A few years later as I explored Venice on my bicycle and on foot, I think I was on foot, and someone showed me where this guy was living because he was getting famous around town (a photo of his gourd tree was in the LA Free Press). Apparently, he regarded Venice of the time much as I did. The canals were sluggish and smelled bad many times. Venice itself was crumbling into decay. Mayor Yorty wanted to bulldoze the whole place and build anew, and real estate speculators hopped on board his bandwagon, realizing a few thin lines of poetry and bongo drums were all that separated them from lucrative beachfront. John Haag didn't like Mayor Yorty's plans, and everyone pushed back.
http://www.virtualvenice.info/music/partch.htm
On August 15, 1965, Partch signed a lease on an abandoned laundromat at 1110 West Washington Blvd. (now Abbot Kinney Blvd.), described then as "a noisy street in bohemian Venice." Sculptor Charles Mattox, one of the first kinetic sculptors in America, who had a studio nearby, had suggested the place. At the studio, rehearsals began for an evening of music called the Lone Pine Concert, which took place on August 29th. Partch then began what he later called "three months of turmoil" getting the place organized for his ultimate creative output.

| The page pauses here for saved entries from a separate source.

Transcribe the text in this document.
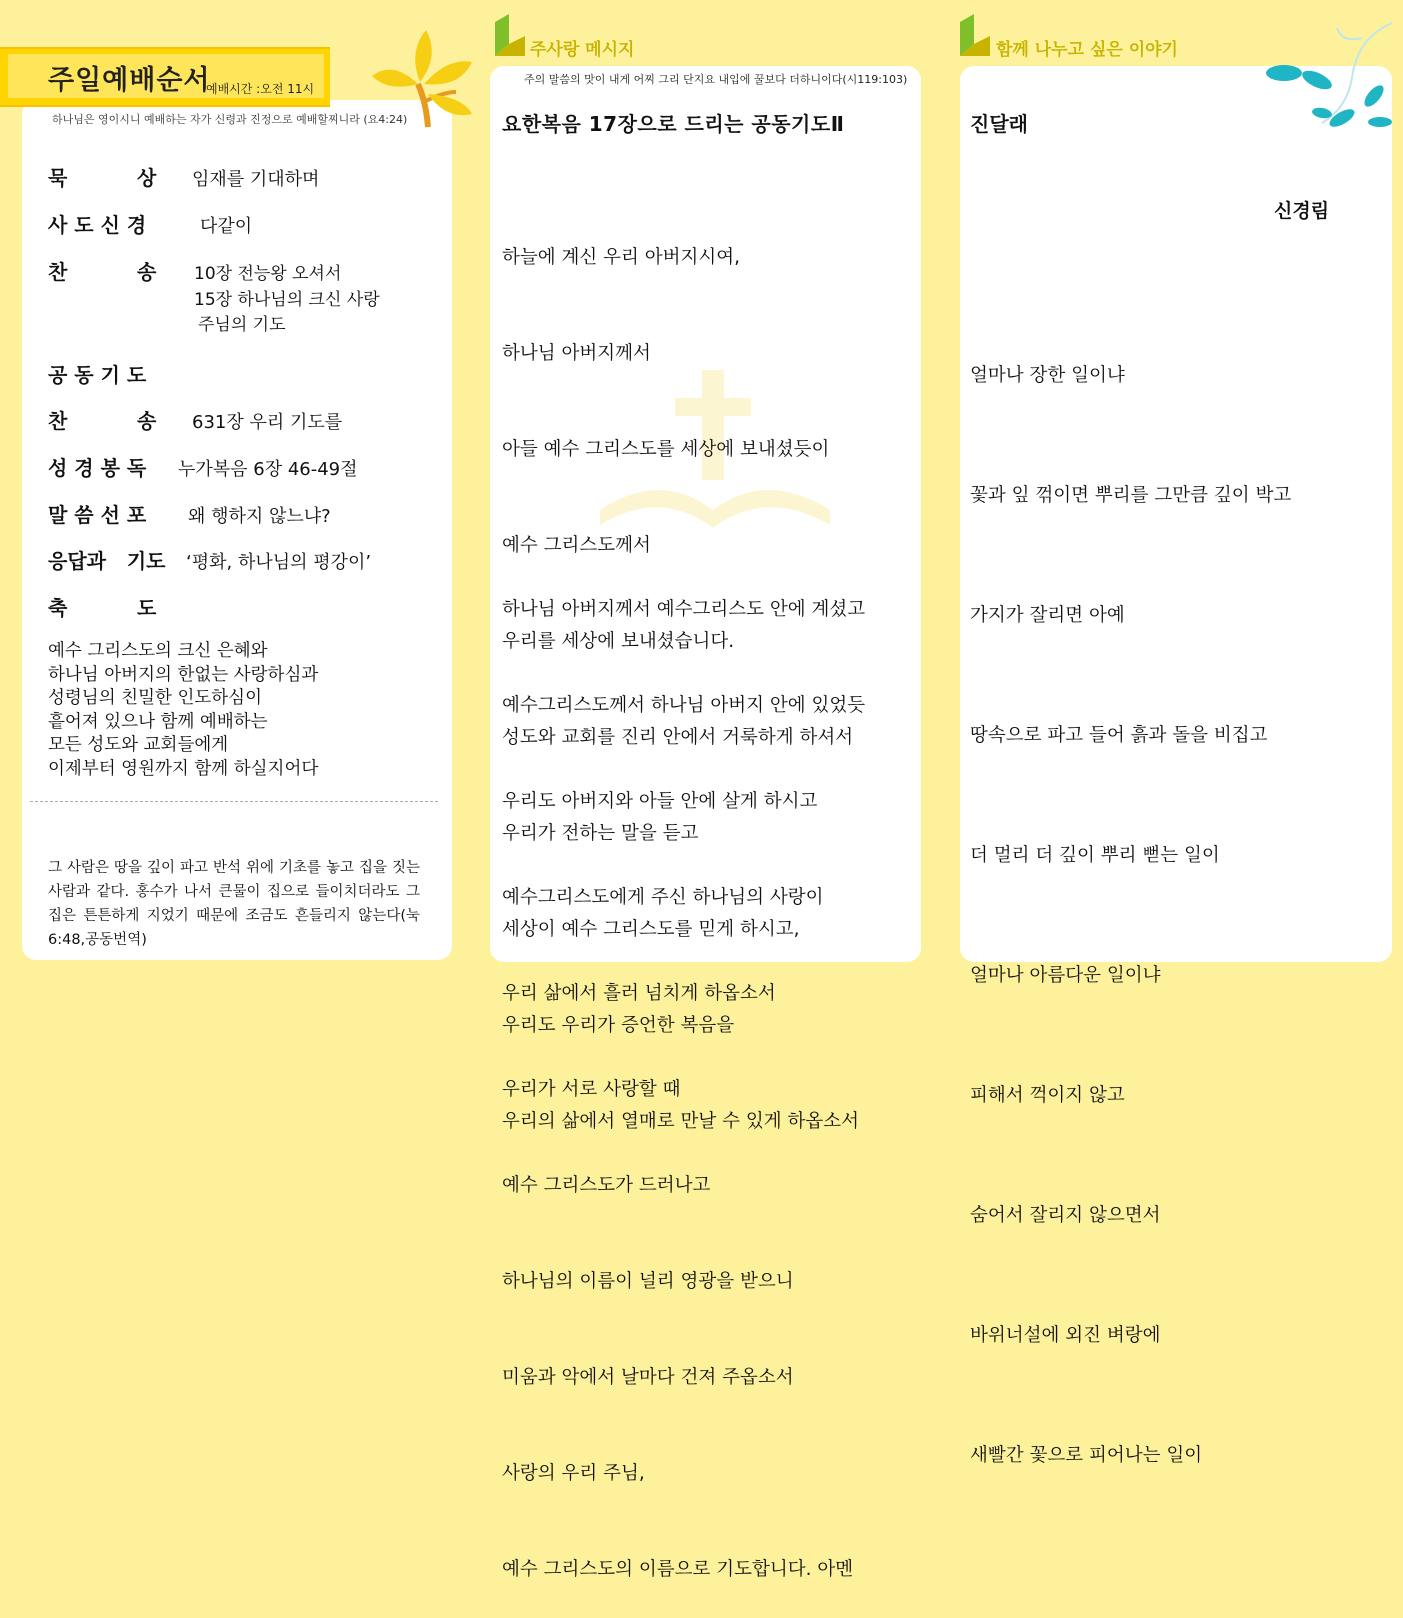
주일예배순서
예배시간 :오전 11시
하나님은 영이시니 예배하는 자가 신령과 진정으로 예배할찌니라 (요4:24)
주사랑 메시지
주의 말씀의 맛이 내게 어찌 그리 단지요 내입에 꿀보다 더하니이다(시119:103)
함께 나누고 싶은 이야기
묵          상 임재를 기대하며
사 도 신 경	다같이
찬          송 10장 전능왕 오셔서
15장 하나님의 크신 사랑
주님의 기도
공 동 기 도
찬          송 631장 우리 기도를
성 경 봉 독 누가복음 6장 46-49절
말 씀 선 포 왜 행하지 않느냐?
응답과   기도 ‘평화, 하나님의 평강이’
축          도
예수 그리스도의 크신 은혜와
하나님 아버지의 한없는 사랑하심과
성령님의 친밀한 인도하심이
흩어져 있으나 함께 예배하는
모든 성도와 교회들에게
이제부터 영원까지 함께 하실지어다
그 사람은 땅을 깊이 파고 반석 위에 기초를 놓고 집을 짓는 사람과 같다. 홍수가 나서 큰물이 집으로 들이치더라도 그 집은 튼튼하게 지었기 때문에 조금도 흔들리지 않는다(눅6:48,공동번역)
요한복음 17장으로 드리는 공동기도Ⅱ

하늘에 계신 우리 아버지시여,

하나님 아버지께서

아들 예수 그리스도를 세상에 보내셨듯이

예수 그리스도께서

우리를 세상에 보내셨습니다.

성도와 교회를 진리 안에서 거룩하게 하셔서

우리가 전하는 말을 듣고

세상이 예수 그리스도를 믿게 하시고,

우리도 우리가 증언한 복음을

우리의 삶에서 열매로 만날 수 있게 하옵소서

하나님 아버지께서 예수그리스도 안에 계셨고

예수그리스도께서 하나님 아버지 안에 있었듯

우리도 아버지와 아들 안에 살게 하시고

예수그리스도에게 주신 하나님의 사랑이

우리 삶에서 흘러 넘치게 하옵소서

우리가 서로 사랑할 때

예수 그리스도가 드러나고

하나님의 이름이 널리 영광을 받으니

미움과 악에서 날마다 건져 주옵소서

사랑의 우리 주님,

예수 그리스도의 이름으로 기도합니다. 아멘

진달래
신경림

얼마나 장한 일이냐

꽃과 잎 꺾이면 뿌리를 그만큼 깊이 박고

가지가 잘리면 아예

땅속으로 파고 들어 흙과 돌을 비집고

더 멀리 더 깊이 뿌리 뻗는 일이

얼마나 아름다운 일이냐

피해서 꺽이지 않고

숨어서 잘리지 않으면서

바위너설에 외진 벼랑에

새빨간 꽃으로 피어나는 일이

During that autumn in Venice, Partch built two aluminum Cone Gongs, made from the greenish yellow nose cones of airplane gas tanks obtained from salvage at the Douglas Aircraft Company. He also built the Harmonic Canon II. And then he began writing his opus -"Delusion of the Fury" that November, which was completed on March 17, 1966, and premiered in January 1969 at UCLA. The piece is one of the best examples of Partch´s concept of "corporeality," or "total theater," integrating music, dance, stagecraft and ritual.

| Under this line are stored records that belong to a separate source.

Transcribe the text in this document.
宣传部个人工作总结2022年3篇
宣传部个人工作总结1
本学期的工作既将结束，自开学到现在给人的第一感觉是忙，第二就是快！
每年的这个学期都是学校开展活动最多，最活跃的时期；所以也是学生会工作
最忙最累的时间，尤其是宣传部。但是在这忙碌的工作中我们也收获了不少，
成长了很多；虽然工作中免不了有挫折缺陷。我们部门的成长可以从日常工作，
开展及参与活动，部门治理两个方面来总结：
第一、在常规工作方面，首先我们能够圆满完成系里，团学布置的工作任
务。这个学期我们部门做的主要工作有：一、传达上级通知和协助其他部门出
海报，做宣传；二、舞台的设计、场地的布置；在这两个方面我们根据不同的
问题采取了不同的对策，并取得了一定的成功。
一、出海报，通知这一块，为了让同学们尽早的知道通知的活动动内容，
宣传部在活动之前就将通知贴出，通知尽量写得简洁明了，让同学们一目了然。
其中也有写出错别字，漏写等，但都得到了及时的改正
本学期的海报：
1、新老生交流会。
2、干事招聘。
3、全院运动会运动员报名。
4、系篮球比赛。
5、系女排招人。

His famed work "And On the Seventh Day Petals Fell in Petaluma" was also written while he lived here in Venice.
West Washington Blvd. must have been a tough place to live in the mid-sixties. Many of Partch's letters reflect the noise, drunks, and danger. He also writes of a "terrible aloneness."
(I used to see Harry walking around a bit or standing near his place there, but I didn't know he was going to become a famous musician.)